Il a aujourd’hui la paie des ouvriers à préparer. Il faut que tout se fasse convenablement et dans les délais. Laisser les choses trainer veut dire qu’il profite de la bonté et l’exagérée tolérance de la patronne. Elle a eu une aveugle confiance en lui et l’a chargé de s’occuper de ses affaires ; elle l’avait choisi, il doit donc se garder de la décevoir.
Il sirote la dernière gorgée de café qui restait au fond de la tasse avant de sortir.
La rue ne le dégoute plus ni l’écœure. Il y a quelques temps il pensait qu’il était différent des autres. Il se sentait quand il se trouvait dans la foule, comme un intrus. Il se voyait tantôt petit être impuissant se faufilant difficilement entre les jambes de monstres, tantôt un ange chaste s’apitoyant sur le sort des mortels.
Finis ! Ces sentiments maintenant. Il ne peut se considérer comme un être impuissant, car il est devenu comme tout le monde. Plus que monstre même.
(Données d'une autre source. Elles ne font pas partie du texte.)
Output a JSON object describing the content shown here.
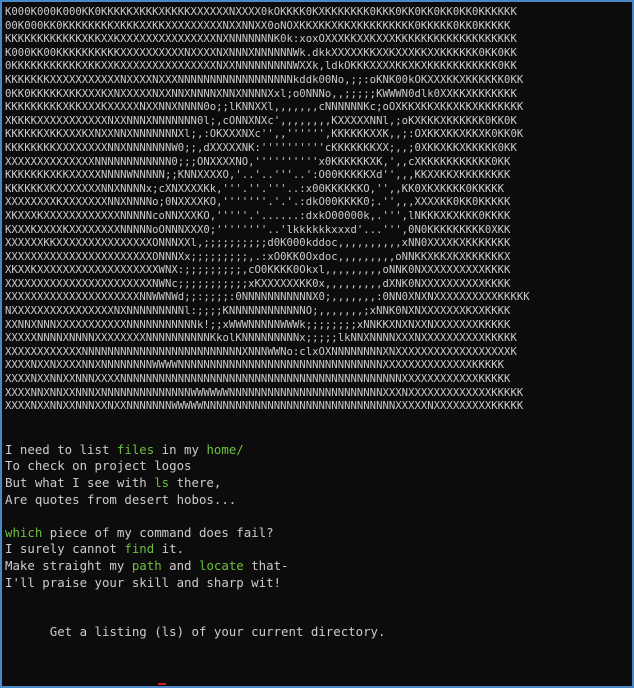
{
  "terminal": {
    "ascii_art": [
      "K000K000K000KK0KKKKKXKKKXKKKKXXXXXXNXXXX0kOKKKK0KXKKKKKKK0KKK0KK0KK0KK0KK0KKKKKK",
      "00K000KK0KKKKKKKKXKKKXXKKXXXXXXXXXNXXNNXX0oNOXKKXKKXKKXKKKKKKKKK0KKKKK0KK0KKKKK",
      "KKKKKKKKKKKKXKKXXKXXXXXXXXXXXXXXXNXNNNNNNNK0k:xoxOXXXKKXXKXXXKKKKKKKKKKKKKKKKKKK",
      "K000KK00KKKKKKKKKKXXXXXXXXXXNXXXXNXNNNXNNNNNNWk.dkkXXXXXKKXXKXXXKKXXKKKKKK0KK0KK",
      "0KKKKKKKKKKKXKKXXKXXXXXXXXXXXXXXXNXXNNNNNNNNNWXXk,ldkOKKKXXXXKKXKXKKKKKKKKKKK0KK",
      "KKKKKKKXXXXXXXXXXXNXXXXNXXXNNNNNNNNNNNNNNNNNNkddk00No,;;:oKNK00kOKXXXKKXKKKKKK0KK",
      "0KK0KKKKKXKKXXXKXNXXXXXNXXNNXNNNNXNNXNNNNXxl;o0NNNo,,;;;;;KWWWN0dlk0XXKKXKKKKKKK",
      "KKKKKKKKKXKKXXXKXXXXXNXXNNXNNNN0o;;lKNNXXl,,,,,,,cNNNNNNKc;oOXKKXKKXKKXKKXKKKKKKK",
      "XKKKKXXXXXXXXXXXNXXNNNXNNNNNNN0l;,cONNXNXc',,,,,,,,KXXXXXNNl,;oKXKKKXKKKKKK0KK0K",
      "KKKKKKXKKXXXKXNXXNNXNNNNNNNXl;,:OKXXXNXc'',,'''''',KKKKKKXXK,,;:OXKKXKKXKKXK0KK0K",
      "KKKKKKKKXXXXXXXXNNXNNNNNNNW0;;,dXXXXXNK:''''''''''cKKKKKKKXX;,,;0XKKXKKXKKKKK0KK",
      "XXXXXXXXXXXXXXNNNNNNNNNNNN0;;;ONXXXXNO,''''''''''x0KKKKKKXK,',,cXKKKKKKKKKKK0KK",
      "KKKKKKKXKKXXXXXNNNNWNNNNN;;KNNXXXXO,'..'..'''..':O00KKKKKXd'',,,KKXXKKXKKKKKKKK",
      "KKKKKKXKXXXXXXXNNXNNNNx;cXNXXXXKk,'''.''.'''..:x00KKKKKKO,'',,KK0XKXKKKK0KKKKK",
      "XXXXXXXXKXXXXXXXNNXNNNNo;0NXXXXKO,'''''''.'.'.:dkO00KKKK0;.'',,,XXXXKK0KK0KKKKK",
      "XKXXXKXXXXXXXXXXXXNNNNNcoNNXXXKO,'''''.'......:dxkO00000k,.''',lNKKKXKXKKK0KKKK",
      "KXXXKXXXXKXXXXXXXXNNNNNoONNNXXX0;''''''''..'lkkkkkkxxxd'...''',0N0KKKKKKKKK0XKK",
      "XXXXXXKKXXXXXXXXXXXXXXXONNNXXl,;;;;;;;;;;d0K000kddoc,,,,,,,,,,xNN0XXXXKXKKKKKKK",
      "XXXXXXXXXXXXXXXXXXXXXXXONNNXx;;;;;;;;;,.:xO0KK0Oxdoc,,,,,,,,,oNNKKXKKXKXKKKKKKX",
      "XKXXKXXXXXXXXXXXXXXXXXXXWNX:;;;;;;;;;,cO0KKKK0Okxl,,,,,,,,,oNNK0NXXXXXXXXXXKKKK",
      "XXXXXXXXXXXXXXXXXXXXXXXNWNc;;;;;;;;;;;xKXXXXXXKK0x,,,,,,,,,dXNK0NXXXXXXXXXXKKKK",
      "XXXXXXXXXXXXXXXXXXXXXNNWWNWd;;:;;;;:0NNNNNNNNNNNX0;,,,,,,,:0NN0XNXNXXXXXXXXXXKKKKK",
      "NXXXXXXXXXXXXXXXXNXNNNNNNNNNl:;;;;KNNNNNNNNNNNNO;,,,,,,,;xNNK0NXNXXXXXXXKXXKKKK",
      "XXNNXNNNXXXXXXXXXXXNNNNNNNNNNNk!;;xWWWNNNNNWWWk;;;;;;;;xNNKKXNXNXXNXXXXXXXKKKKK",
      "XXXXXNNNNXNNNNXXXXXXXXNNNNNNNNNNKkolKNNNNNNNNNx;;;;;lkNNXNNNNXXXNXXXXXXXXXXKKKKK",
      "XXXXXXXXXXXXNNNNNNNNNNNNNNNNNNNNNNNNNXNNNWWNo:clxOXNNNNNNNNXNXXXXXXXXXXXXXXXXXXK",
      "XXXXNXXNXXXXNNXNNNNNNNNWWWWNNNNNNNNNNNNNNNNNNNNNNNNNNNNNNNNXXXXXXXXXXXXXXKKKKK",
      "XXXXNXXNNXXNNNXXXXNNNNNNNNNNNNNNNNNNNNNNNNNNNNNNNNNNNNNNNNNNNNXXXXXXXXXXXXKKKKK",
      "XXXXNNXNNXXNNNXNNNNNNNNNNNNNNWWWWWWNNNNNNNNNNNNNNNNNNNNNNNNXXXNXXXXXXXXXXXXXKKKKK",
      "XXXXNXXNNXXNNNXXNXXNNNNNNNWWWWWNNNNNNNNNNNNNNNNNNNNNNNNNNNNNNXXXXXNXXXXXXXXXKKKKK"
    ],
    "poem": [
      [
        {
          "t": "I need to list "
        },
        {
          "t": "files",
          "hl": true
        },
        {
          "t": " in my "
        },
        {
          "t": "home/",
          "hl": true
        }
      ],
      [
        {
          "t": "To check on project logos"
        }
      ],
      [
        {
          "t": "But what I see with "
        },
        {
          "t": "ls",
          "hl": true
        },
        {
          "t": " there,"
        }
      ],
      [
        {
          "t": "Are quotes from desert hobos..."
        }
      ],
      [
        {
          "t": ""
        }
      ],
      [
        {
          "t": "which",
          "hl": true
        },
        {
          "t": " piece of my command does fail?"
        }
      ],
      [
        {
          "t": "I surely cannot "
        },
        {
          "t": "find",
          "hl": true
        },
        {
          "t": " it."
        }
      ],
      [
        {
          "t": "Make straight my "
        },
        {
          "t": "path",
          "hl": true
        },
        {
          "t": " and "
        },
        {
          "t": "locate",
          "hl": true
        },
        {
          "t": " that-"
        }
      ],
      [
        {
          "t": "I'll praise your skill and sharp wit!"
        }
      ]
    ],
    "prompt": "Get a listing (ls) of your current directory.",
    "colors": {
      "background": "#0c0c0c",
      "text": "#cccccc",
      "highlight": "#6fbf3f",
      "accent_red": "#d01e1e",
      "frame_border": "#4a88cc"
    }
  }
}
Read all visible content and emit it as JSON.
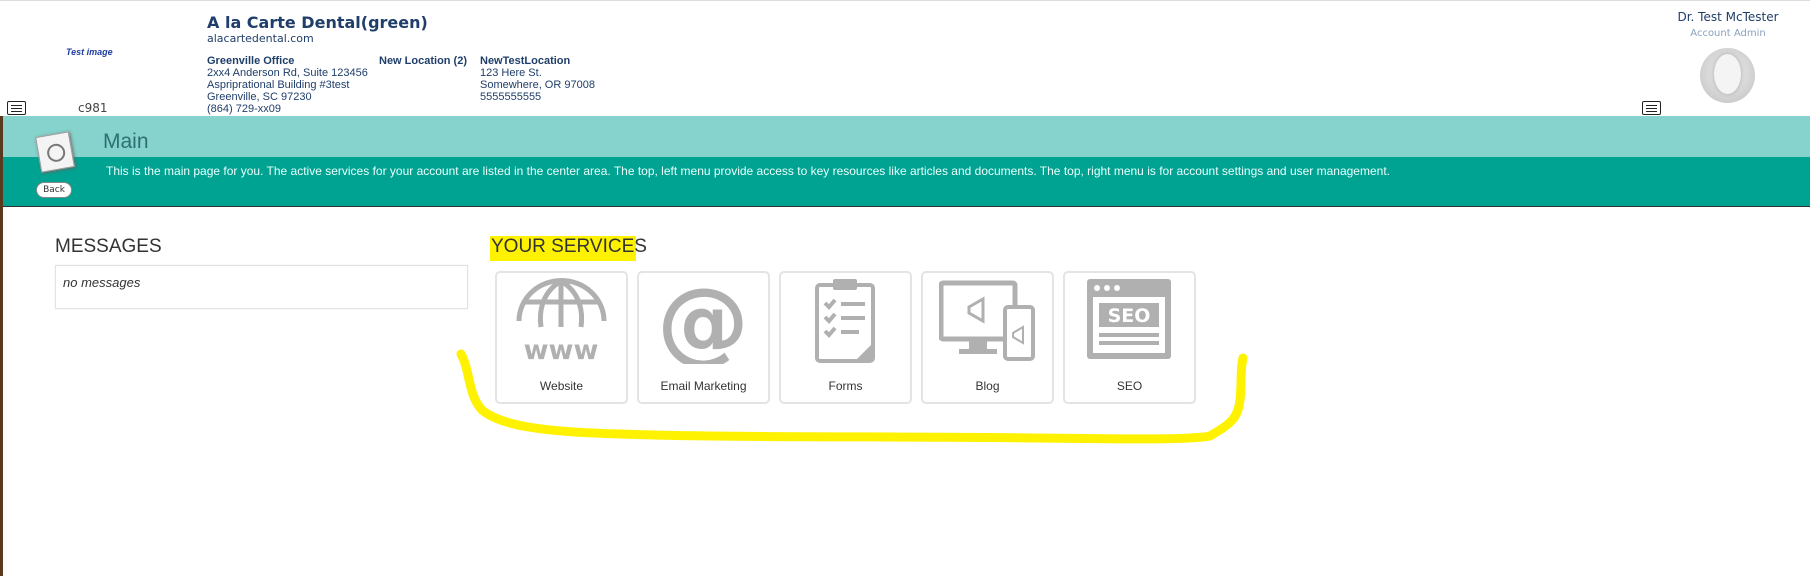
{
  "header": {
    "logo_text": "Test image",
    "account_code": "c981",
    "practice_name": "A la Carte Dental(green)",
    "practice_url": "alacartedental.com",
    "offices": [
      {
        "name": "Greenville Office",
        "line1": "2xx4 Anderson Rd, Suite 123456",
        "line2": "Aspriprational Building #3test",
        "line3": "Greenville, SC  97230",
        "line4": "(864) 729-xx09"
      },
      {
        "name": "New Location (2)"
      },
      {
        "name": "NewTestLocation",
        "line1": "123 Here St.",
        "line2": "Somewhere, OR  97008",
        "line3": "5555555555"
      }
    ],
    "user_name": "Dr. Test McTester",
    "user_role": "Account Admin"
  },
  "banner": {
    "title": "Main",
    "description": "This is the main page for you. The active services for your account are listed in the center area. The top, left menu provide access to key resources like articles and documents. The top, right menu is for account settings and user management.",
    "back_label": "Back"
  },
  "messages": {
    "heading": "MESSAGES",
    "empty_text": "no messages"
  },
  "services": {
    "heading": "YOUR SERVICES",
    "items": [
      {
        "label": "Website",
        "icon": "globe-www-icon"
      },
      {
        "label": "Email Marketing",
        "icon": "at-sign-icon"
      },
      {
        "label": "Forms",
        "icon": "clipboard-checklist-icon"
      },
      {
        "label": "Blog",
        "icon": "devices-megaphone-icon"
      },
      {
        "label": "SEO",
        "icon": "seo-browser-icon"
      }
    ]
  },
  "colors": {
    "banner_light": "#85d3cc",
    "banner_dark": "#00a391",
    "highlight": "#fff200",
    "icon_gray": "#b0b0b0",
    "brand_text": "#1f3e6a"
  }
}
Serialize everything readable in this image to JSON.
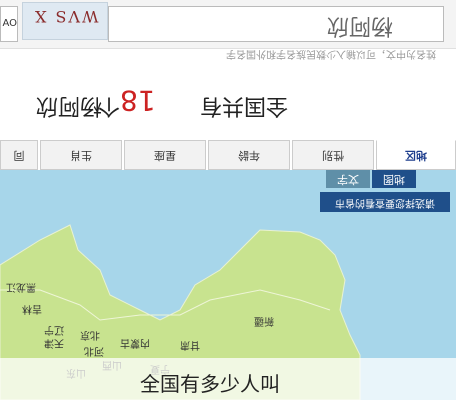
{
  "topbar": {
    "left_input_text": "AO",
    "captcha_text": "WVS X",
    "search_value": "杨阿欣",
    "hint": "姓名为中文，可以输入少数民族名字和外国名字"
  },
  "result": {
    "prefix": "全国共有",
    "count": "18",
    "suffix": "个",
    "name": "杨阿欣"
  },
  "tabs": [
    {
      "label": "地区"
    },
    {
      "label": "性别"
    },
    {
      "label": "年龄"
    },
    {
      "label": "星座"
    },
    {
      "label": "生肖"
    },
    {
      "label": "同"
    }
  ],
  "map": {
    "tabs": [
      "地图",
      "文字"
    ],
    "tip": "请选择您要查看的省市",
    "provinces": [
      "黑龙江",
      "吉林",
      "辽宁",
      "北京",
      "河北",
      "天津",
      "山西",
      "内蒙古",
      "甘肃",
      "新疆",
      "山东",
      "宁夏"
    ]
  },
  "overlay": {
    "caption": "全国有多少人叫"
  }
}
Il n’a rien d’un ange et n’est qu’un misérable mortel qui excite la pitié.
Il avait perdu le privilège qu’il s’accordait, ce rêve de se vêtir de la peau de tout symbole de pureté ou de chasteté, depuis le jour où son animalité lui échappa et l’entraina irrésistiblement à commettre le péché. Un péché dont les germes avaient sans doute commencé à pousser dés la première visite chez lui de la femme de ménage.
Il faisait déjà nuit quand il entendit qu’on frappait à la porte. Il alla ouvrir sans demander qui était là. Il fut surpris quand il vit le visage de Rachida. La première idée qui lui traversa l’esprit fut qu’un malheur venait de se passer, que quelque chose est arrivée à la patronne. Mais il fut vite rassuré par le sourire où se mêlaient la politesse et la timidité, qu’esquissa la femme de ménage. La bouche de la jeune femme s’était étirée jusqu’à former un innocent croissant de lune qui illumina, ô combien modestement, un visage…un ciel qui venait de se soustraire à une méchante tempête.
Très gêné Saber la pria d’entrer.
-- Non répondit-elle gentiment, il faut que je retourne vite.
Il ne sut qu’enchaîner. Elle le délivra de son embarras :
-- Madame a besoin des factures que vous avez reçues aujourd’hui.
-- je crois qu’elles sont au bureau mais elle ne peut les retrouver, attends je vais te raccompagner pour les lui remettre.
Arrivé au bureau qui se situe au rez-de-chaussée de l’habitation, Saber alla directement ouvrir un tiroir, en tira les factures puis se retourna vers Rachida.
-- Les voilà !
-- Tiens ! Madame qui descend.
Saber n’avait jamais auparavant rencontré Badra après le coucher. Même quand ils étaient à l’école elle sortait toujours avant lui en hiver, saison des journées courtes.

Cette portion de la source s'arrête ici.